The use of acid-suppressive drugs, particularly proton pump inhibitors (PPIs), was associated with an increase in the risk of community-acquired Clostridium difficile-associated disease (CDAD) in the United Kingdom, reported Sandra Dial, MD, MSc, at the 45th ICAAC meeting in Washington, DC.
Using the United Kingdom General Practice Research Database, she conducted 2 population-based case-control studies to evaluate the incidence of CDAD according to the use of gastric acid-suppressant drugs. In the first study, each case was matched to 10 controls randomly selected from the database. In the second study, community-acquired cases (cases not hospitalized in the previous year) were matched with controls also not hospitalized in the previous year.
Seventy-four percent (n=1,233) of the patients who developed CDAD had not been admitted to the hospital in the previous year, and less than 50% had taken antibiotics in the 3 months prior to developing CDAD.
After controlling for comorbidities and the use of antibiotics, nonsteroidal anti-inflammatory drugs (NSAIDs), and aspirin, current use of a PPI increased the risk of community-acquired CDAD by 2.9-fold. Current use of H2-receptor antagonists doubled the risk, and current use of an NSAID other than aspirin was associated with a 30% increased risk. Other factors associated with community-acquired CDAD were renal failure, inflammatory bowel disease, malignancy, and being positive for methicillin-resistant Staphylococcus aureus (MRSA).

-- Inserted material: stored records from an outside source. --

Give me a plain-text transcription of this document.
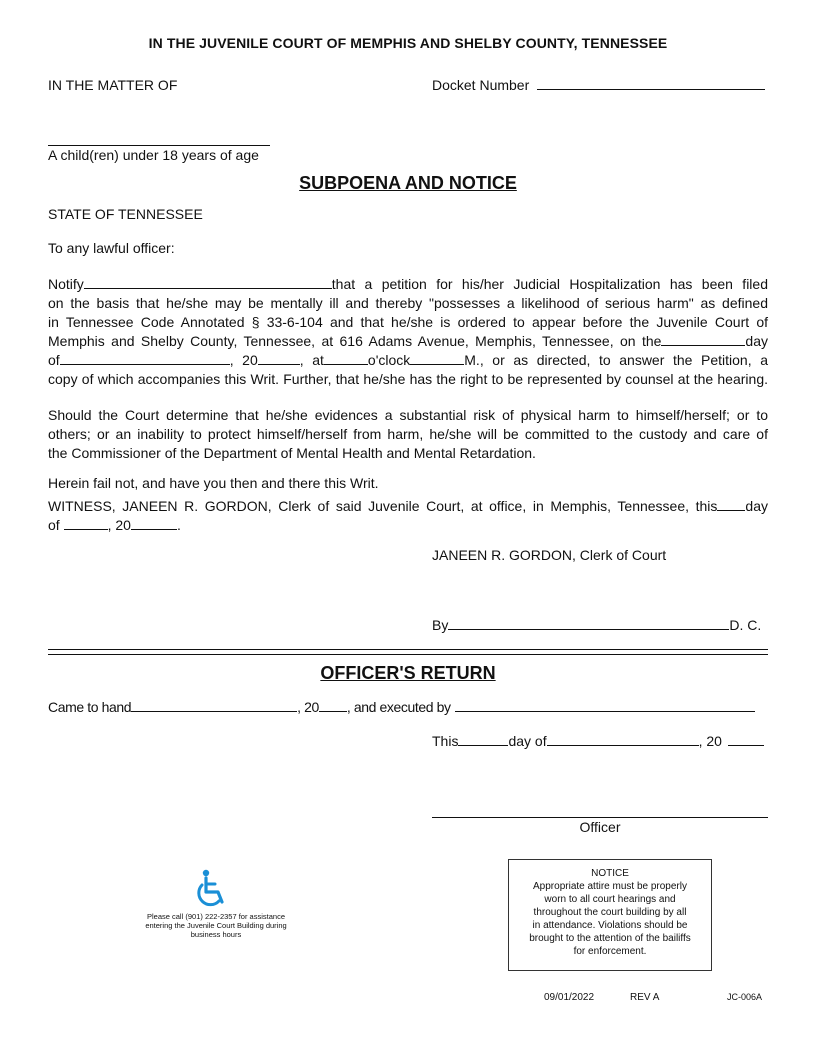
IN THE JUVENILE COURT OF MEMPHIS AND SHELBY COUNTY, TENNESSEE
IN THE MATTER OF	Docket Number
A child(ren) under 18 years of age
SUBPOENA AND NOTICE
STATE OF TENNESSEE
To any lawful officer:
Notify	that a petition for his/her Judicial Hospitalization has been filed
on the basis that he/she may be mentally ill and thereby "possesses a likelihood of serious harm" as defined
in Tennessee Code Annotated § 33-6-104 and that he/she is ordered to appear before the Juvenile Court of
Memphis and Shelby County, Tennessee, at 616 Adams Avenue, Memphis, Tennessee, on the	day
of	, 20	, at	o'clock	M., or as directed, to answer the Petition, a
copy of which accompanies this Writ. Further, that he/she has the right to be represented by counsel at the hearing.
Should the Court determine that he/she evidences a substantial risk of physical harm to himself/herself; or to
others; or an inability to protect himself/herself from harm, he/she will be committed to the custody and care of
the Commissioner of the Department of Mental Health and Mental Retardation.
Herein fail not, and have you then and there this Writ.
WITNESS, JANEEN R. GORDON, Clerk of said Juvenile Court, at office, in Memphis, Tennessee, this day
of	, 20	.
JANEEN R. GORDON, Clerk of Court
By	D. C.
OFFICER'S RETURN
Came to hand	, 20 , and executed by
This	day of	, 20
Officer
Please call (901) 222-2357 for assistance
entering the Juvenile Court Building during
business hours
NOTICE
Appropriate attire must be properly
worn to all court hearings and
throughout the court building by all
in attendance. Violations should be
brought to the attention of the bailiffs
for enforcement.
09/01/2022	REV A	JC-006A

The larger relative risk with current PPI versus H2-receptor antagonist use supports the hypothesis that greater suppression of gastric acid increases this risk, said Dr Dial, attending staff, department of critical care, McGill University Health Centre, Montreal, Quebec, Canada.
Meanwhile, deaths or colon surgeries related to infection with C difficile are becoming more common in the United States, said Wallace Alston, MD, University of Vermont, and Fletcher Allen Health Care, both in Burlington, Vt..

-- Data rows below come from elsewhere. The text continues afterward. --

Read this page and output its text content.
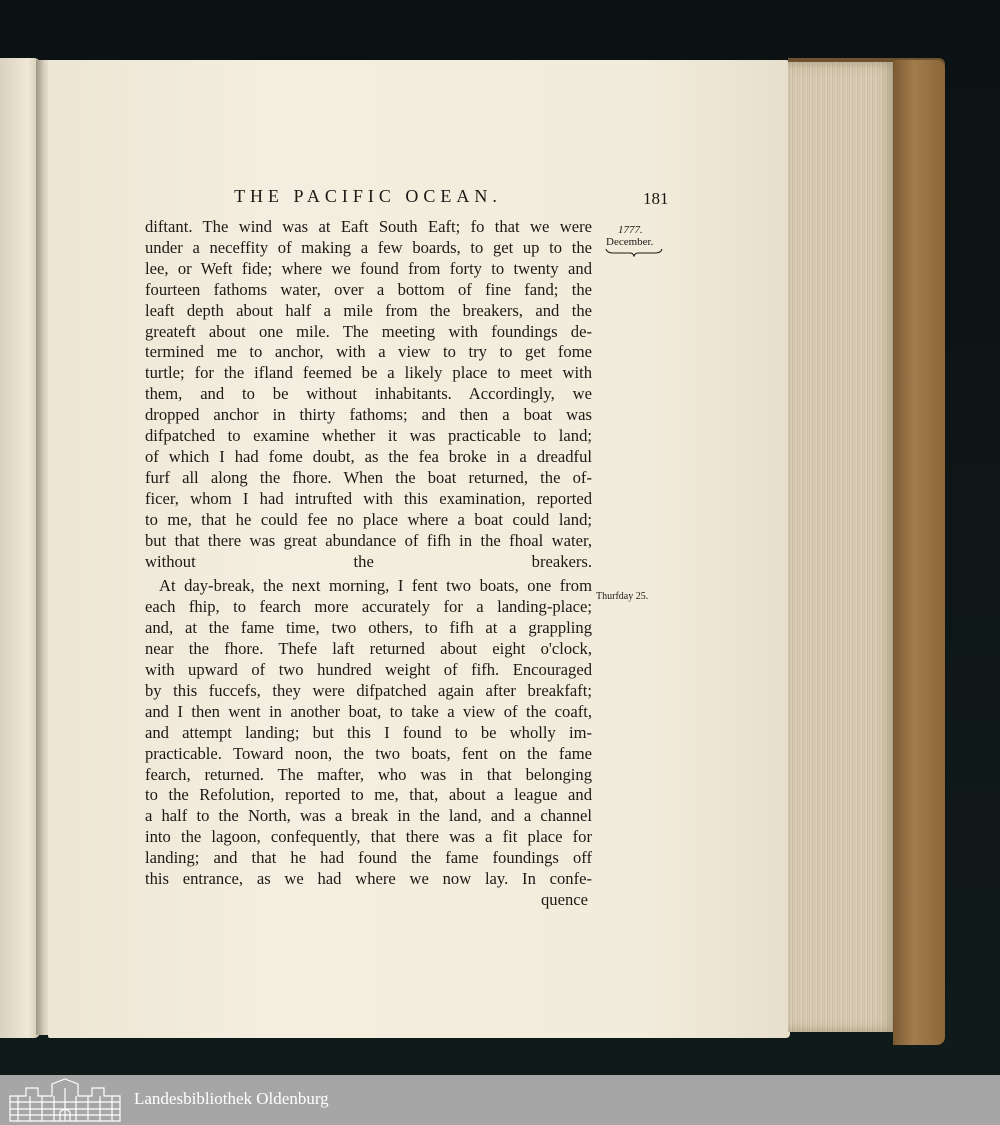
THE PACIFIC OCEAN.	181
1777.
December.
Thurfday 25.

diftant. The wind was at Eaft South Eaft; fo that we were
under a neceffity of making a few boards, to get up to the
lee, or Weft fide; where we found from forty to twenty and
fourteen fathoms water, over a bottom of fine fand; the
leaft depth about half a mile from the breakers, and the
greateft about one mile. The meeting with foundings de-
termined me to anchor, with a view to try to get fome
turtle; for the ifland feemed be a likely place to meet with
them, and to be without inhabitants. Accordingly, we
dropped anchor in thirty fathoms; and then a boat was
difpatched to examine whether it was practicable to land;
of which I had fome doubt, as the fea broke in a dreadful
furf all along the fhore. When the boat returned, the of-
ficer, whom I had intrufted with this examination, reported
to me, that he could fee no place where a boat could land;
but that there was great abundance of fifh in the fhoal water,
without the breakers.

At day-break, the next morning, I fent two boats, one from
each fhip, to fearch more accurately for a landing-place;
and, at the fame time, two others, to fifh at a grappling
near the fhore. Thefe laft returned about eight o'clock,
with upward of two hundred weight of fifh. Encouraged
by this fuccefs, they were difpatched again after breakfaft;
and I then went in another boat, to take a view of the coaft,
and attempt landing; but this I found to be wholly im-
practicable. Toward noon, the two boats, fent on the fame
fearch, returned. The mafter, who was in that belonging
to the Refolution, reported to me, that, about a league and
a half to the North, was a break in the land, and a channel
into the lagoon, confequently, that there was a fit place for
landing; and that he had found the fame foundings off
this entrance, as we had where we now lay. In confe-

quence
Landesbibliothek Oldenburg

Historically, only 1% to 2% of cases of C difficile have been severe (toxic megacolon) or fatal. Recent reports from the United States and Canada, however, suggest an increase in the number of severe cases, said Dr Alston.
Outcomes were examined for 867 hospitalizations at Fletcher Allen Health Care that included a confirmed diagnosis of C difficile between January 1, 2000, and December 31, 2004.
One hundred thirty-two (15.2%) of the patients died. Compared with the baseline period (2000–2003), the case fatality rate "definitely" and "probably" due to C difficile increased from about 0.5% to greater than 3.0% (P<.01). The rate of definite death, probable death, or colectomy due to C difficile infection increased nearly 6-fold from the baseline period to 2004, from 1.4% to 8.2% (P<.001).
Findings from the study have since been published in the Journal of the American Medical Association (2005;294:2989–2995).